In Santiesteban v. Nestle Waters North America, Inc. (decided Oct. 15, 2014), the Eastern District of New York denied defendant’s motion for summary judgment on plaintiff’s claims of discrimination and hostile work environment (based on religion).
As to plaintiff’s discrimination claim, the court held:
[T]he comments that “you people are manipulative,” that “Plaintiff manipulated … Cappetta and others into giving him the promotion,” and that “Jews only buy from Jews,” when viewed in light of Plaintiff’s other evidence showing that Plaintiff and two other Jewish employees were harassed when they requested time off for the Jewish high holy days, that Plaintiff’s managers would not always provide him with kosher meals at group lunches, and that Plaintiff was sent to Jewish locations to sell merchandise even though the sale opportunities in those locations were smaller than the sales he should have been soliciting, provide evidence to permit a jury to infer a discriminatory animus.

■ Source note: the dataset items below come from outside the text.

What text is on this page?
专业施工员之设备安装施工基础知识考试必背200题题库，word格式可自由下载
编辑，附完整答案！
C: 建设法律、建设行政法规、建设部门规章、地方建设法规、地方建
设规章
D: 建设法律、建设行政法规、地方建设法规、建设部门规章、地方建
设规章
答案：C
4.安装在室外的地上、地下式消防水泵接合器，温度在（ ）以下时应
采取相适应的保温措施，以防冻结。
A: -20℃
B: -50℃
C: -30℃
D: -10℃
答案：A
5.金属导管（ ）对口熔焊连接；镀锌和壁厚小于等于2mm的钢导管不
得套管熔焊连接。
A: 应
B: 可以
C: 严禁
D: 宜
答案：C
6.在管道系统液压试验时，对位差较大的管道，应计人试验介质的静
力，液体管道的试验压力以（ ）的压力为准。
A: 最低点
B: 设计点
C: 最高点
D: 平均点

It also held that the comments and conduct of plaintiff’s managers raise a triable issue of fact as to whether defendant’s articulated reasons for transferring plaintiff were a “pretext” for discrimination, a conclusion which was also supported by defendant’s nonconformity with its normal procedures, namely, by failing to place plaintiff on a Performance Improvement Plan before transferring him, and failing to document his transfer.
The court, however, granted defendant’s motion for summary judgment as to plaintiff’s claims of retaliation, denial of transfer, constructive discharge, negligent infliction of emotional distress and intentional infliction of emotional distress.